Before creating a new user account to use as a new user's profile template, perform the following tasks:

  1. Log on to the domain as the new user, and then customize the desktop if appropriate.
  2. Optionally, install and configure any applications to be shared by user accounts made from this template.
  3. Log off, and then log on as the administrator.

For more information about creating a new user account, see "Create a new user account [http://technet2.microsoft.com/WindowsServer/en/library/ecd7f827-90b0-4946-bb5b-951cf04391c21033.mspx]" in Help and Support Center for Windows Server 2003.

To configure a new user account to use as a new user's profile template

  1. After you create a new user account template, in Control Panel, click System.
  2. On the Advanced tab, under User Profiles, click Settings.
  3. Under Profiles stored on this computer, select the user that you created in step 1, and then click Copy To.
  4. To create the default user profile for the domain, type the path to NETLOGON\Default User on the domain controller.
  5. In the Copy To dialog box, under Permitted to use, click Change.
  6. In the Select User or Group dialog box, enter the object name to select, and then type: Everyone.

Troubleshooting: Creating a Log File for User Profiles

User profiles log events in the Application event log. To aid in troubleshooting, administrators can also create detailed log files by using the following procedure.

Caution Do not edit the registry unless you have no alternative. The registry editor, regedit.exe, bypasses standard safeguards, allowing settings that can damage your system, or even require you to reinstall Windows. If you edit the registry, make sure to back it up first and see the Windows Server 2003 Resource Kit Registry Reference [http://technet2.microsoft.com/WindowsServer/en/library/56a33a88-a7b2-4f21-ab5e-5c62d728619f1033.mspx] on the Windows Server 2003 Deployment Kit companion CD or at .

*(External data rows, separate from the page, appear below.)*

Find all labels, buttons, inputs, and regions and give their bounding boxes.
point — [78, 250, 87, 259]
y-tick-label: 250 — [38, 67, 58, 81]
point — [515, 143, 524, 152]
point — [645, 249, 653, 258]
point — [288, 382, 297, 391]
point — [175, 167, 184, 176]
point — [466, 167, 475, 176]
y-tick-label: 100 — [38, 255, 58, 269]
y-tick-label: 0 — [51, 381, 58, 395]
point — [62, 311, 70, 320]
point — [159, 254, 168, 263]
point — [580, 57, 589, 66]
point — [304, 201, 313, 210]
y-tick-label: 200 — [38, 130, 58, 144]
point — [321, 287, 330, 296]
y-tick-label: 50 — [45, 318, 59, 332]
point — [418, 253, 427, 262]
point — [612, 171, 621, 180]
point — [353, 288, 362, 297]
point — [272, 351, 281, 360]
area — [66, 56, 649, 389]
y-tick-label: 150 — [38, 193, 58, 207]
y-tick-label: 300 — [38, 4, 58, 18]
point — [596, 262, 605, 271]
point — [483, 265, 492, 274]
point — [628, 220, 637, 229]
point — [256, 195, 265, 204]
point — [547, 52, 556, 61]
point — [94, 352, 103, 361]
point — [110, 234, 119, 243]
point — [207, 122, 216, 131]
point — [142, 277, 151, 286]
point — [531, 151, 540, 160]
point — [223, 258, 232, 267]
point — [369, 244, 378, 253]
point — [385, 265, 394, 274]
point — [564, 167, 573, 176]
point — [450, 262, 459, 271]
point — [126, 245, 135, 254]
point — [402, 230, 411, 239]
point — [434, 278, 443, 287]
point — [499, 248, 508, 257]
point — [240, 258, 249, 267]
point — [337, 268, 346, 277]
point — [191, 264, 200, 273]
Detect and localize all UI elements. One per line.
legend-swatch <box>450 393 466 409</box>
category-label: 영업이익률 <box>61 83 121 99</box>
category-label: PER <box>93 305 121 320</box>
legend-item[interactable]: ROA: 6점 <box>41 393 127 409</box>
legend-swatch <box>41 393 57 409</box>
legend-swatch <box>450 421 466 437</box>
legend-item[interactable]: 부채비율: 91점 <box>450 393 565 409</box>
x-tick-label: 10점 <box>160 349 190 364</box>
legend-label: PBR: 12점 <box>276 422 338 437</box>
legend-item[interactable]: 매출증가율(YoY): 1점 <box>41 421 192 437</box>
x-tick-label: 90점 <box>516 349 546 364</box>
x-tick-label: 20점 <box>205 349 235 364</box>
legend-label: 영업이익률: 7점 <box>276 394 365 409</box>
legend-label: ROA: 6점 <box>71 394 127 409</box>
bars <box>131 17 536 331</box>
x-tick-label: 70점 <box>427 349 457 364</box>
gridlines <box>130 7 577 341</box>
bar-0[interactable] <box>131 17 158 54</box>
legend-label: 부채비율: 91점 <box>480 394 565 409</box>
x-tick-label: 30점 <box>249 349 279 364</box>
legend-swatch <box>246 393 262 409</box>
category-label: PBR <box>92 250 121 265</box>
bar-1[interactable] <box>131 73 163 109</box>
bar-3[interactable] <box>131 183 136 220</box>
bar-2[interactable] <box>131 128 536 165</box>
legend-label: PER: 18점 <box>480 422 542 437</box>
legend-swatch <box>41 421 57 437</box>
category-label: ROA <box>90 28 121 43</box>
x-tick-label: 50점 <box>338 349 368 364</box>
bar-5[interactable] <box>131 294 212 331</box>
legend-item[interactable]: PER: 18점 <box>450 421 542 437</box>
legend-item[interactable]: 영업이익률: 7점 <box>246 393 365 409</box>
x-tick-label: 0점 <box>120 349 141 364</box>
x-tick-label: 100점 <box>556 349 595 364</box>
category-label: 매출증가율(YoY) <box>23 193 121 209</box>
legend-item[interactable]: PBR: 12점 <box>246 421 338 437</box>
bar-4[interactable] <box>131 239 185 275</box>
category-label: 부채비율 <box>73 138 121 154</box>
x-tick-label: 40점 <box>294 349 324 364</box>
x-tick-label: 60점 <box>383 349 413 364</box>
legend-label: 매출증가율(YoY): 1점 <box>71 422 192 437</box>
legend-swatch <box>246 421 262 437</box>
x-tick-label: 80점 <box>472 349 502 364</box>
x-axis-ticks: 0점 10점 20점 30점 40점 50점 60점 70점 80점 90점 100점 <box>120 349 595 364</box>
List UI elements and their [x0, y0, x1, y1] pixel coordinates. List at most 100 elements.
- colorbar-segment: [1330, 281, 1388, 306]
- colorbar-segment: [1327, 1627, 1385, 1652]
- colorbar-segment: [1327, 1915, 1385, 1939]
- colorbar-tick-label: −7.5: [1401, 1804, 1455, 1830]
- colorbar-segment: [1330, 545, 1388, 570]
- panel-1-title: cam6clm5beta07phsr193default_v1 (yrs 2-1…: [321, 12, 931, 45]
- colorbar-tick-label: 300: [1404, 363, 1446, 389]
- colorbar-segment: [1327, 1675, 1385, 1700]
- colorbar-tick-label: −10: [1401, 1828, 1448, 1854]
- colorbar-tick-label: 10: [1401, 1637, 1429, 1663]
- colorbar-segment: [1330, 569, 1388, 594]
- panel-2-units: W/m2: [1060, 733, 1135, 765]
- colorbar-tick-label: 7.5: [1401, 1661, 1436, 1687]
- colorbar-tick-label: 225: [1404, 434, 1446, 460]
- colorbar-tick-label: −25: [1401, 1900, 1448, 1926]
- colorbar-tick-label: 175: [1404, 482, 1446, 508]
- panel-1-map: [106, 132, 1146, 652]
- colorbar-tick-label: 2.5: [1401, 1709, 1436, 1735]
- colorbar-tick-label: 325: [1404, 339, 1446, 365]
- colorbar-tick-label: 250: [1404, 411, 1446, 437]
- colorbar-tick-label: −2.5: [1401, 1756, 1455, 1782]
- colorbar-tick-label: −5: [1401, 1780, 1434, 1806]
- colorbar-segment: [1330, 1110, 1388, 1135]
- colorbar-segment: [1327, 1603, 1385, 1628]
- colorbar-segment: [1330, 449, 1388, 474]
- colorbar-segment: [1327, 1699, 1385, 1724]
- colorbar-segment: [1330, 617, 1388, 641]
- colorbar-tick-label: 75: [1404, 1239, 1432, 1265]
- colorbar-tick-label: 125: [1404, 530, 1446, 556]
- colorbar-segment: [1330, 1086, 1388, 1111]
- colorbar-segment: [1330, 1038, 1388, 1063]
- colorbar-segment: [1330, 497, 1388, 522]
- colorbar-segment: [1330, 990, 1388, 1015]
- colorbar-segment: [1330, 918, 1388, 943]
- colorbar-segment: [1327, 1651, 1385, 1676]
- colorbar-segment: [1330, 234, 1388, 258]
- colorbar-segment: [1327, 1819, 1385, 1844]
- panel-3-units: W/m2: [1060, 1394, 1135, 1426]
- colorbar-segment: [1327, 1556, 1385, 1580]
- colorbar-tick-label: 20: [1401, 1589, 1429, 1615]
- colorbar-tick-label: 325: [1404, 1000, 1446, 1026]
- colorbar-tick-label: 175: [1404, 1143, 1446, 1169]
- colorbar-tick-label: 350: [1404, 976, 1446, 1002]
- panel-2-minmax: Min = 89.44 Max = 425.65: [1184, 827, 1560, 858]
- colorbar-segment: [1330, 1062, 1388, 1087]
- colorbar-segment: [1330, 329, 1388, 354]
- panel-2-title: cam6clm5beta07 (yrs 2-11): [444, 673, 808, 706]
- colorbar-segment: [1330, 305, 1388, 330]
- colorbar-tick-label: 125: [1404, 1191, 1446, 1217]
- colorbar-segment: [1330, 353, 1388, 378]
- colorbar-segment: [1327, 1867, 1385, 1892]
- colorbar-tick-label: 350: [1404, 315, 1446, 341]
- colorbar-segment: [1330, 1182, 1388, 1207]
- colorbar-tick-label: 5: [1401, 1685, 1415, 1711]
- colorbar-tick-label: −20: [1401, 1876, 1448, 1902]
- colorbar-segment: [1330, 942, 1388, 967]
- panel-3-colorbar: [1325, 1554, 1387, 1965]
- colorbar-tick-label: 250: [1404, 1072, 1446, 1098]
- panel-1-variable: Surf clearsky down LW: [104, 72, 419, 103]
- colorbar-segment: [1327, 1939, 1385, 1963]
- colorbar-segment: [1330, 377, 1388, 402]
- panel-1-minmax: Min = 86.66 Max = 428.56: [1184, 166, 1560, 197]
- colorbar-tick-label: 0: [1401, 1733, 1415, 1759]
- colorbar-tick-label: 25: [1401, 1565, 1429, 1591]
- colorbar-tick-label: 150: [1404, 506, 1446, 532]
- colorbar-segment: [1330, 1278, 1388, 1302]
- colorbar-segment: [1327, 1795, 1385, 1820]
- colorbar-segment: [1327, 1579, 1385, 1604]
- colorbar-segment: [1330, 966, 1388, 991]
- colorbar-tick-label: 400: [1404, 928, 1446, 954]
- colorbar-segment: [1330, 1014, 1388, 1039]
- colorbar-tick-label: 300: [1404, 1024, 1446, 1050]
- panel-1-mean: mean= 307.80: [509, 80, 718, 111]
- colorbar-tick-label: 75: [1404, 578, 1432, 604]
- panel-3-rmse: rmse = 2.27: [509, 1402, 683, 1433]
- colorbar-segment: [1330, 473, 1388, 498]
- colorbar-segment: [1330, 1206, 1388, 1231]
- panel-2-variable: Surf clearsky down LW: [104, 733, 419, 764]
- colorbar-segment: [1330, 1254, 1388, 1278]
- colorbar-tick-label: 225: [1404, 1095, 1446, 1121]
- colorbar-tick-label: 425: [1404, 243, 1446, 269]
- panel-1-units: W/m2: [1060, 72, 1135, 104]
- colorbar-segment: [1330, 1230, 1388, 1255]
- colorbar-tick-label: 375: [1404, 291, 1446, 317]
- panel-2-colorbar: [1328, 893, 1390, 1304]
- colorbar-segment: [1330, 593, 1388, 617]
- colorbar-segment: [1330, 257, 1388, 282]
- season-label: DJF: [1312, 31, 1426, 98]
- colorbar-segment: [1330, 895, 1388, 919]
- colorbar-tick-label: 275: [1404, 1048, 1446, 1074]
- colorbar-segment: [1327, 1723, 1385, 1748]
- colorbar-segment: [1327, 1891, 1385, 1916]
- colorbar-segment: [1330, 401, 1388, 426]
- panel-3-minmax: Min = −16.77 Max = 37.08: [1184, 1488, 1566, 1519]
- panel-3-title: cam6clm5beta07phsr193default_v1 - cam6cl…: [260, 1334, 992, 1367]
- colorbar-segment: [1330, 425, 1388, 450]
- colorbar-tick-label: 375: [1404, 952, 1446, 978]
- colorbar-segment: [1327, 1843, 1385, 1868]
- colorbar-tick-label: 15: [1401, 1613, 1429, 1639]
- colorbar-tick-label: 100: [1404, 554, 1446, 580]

To create a detailed log file for user profiles

  1. In the Run dialog box, type regedit, and then click OK.
  2. Locate the following subkey: HKEY_LOCAL_MACHINE\Software\Microsoft\WindowsNT\CurrentVersion\Winlogon
  3. Create a new entry named UserEnvDebugLevel of data type REG_DWORD, and set its value to 0x30002.

The log file is stored in this location: %windir%\Debug\Usermode\Userenv.log.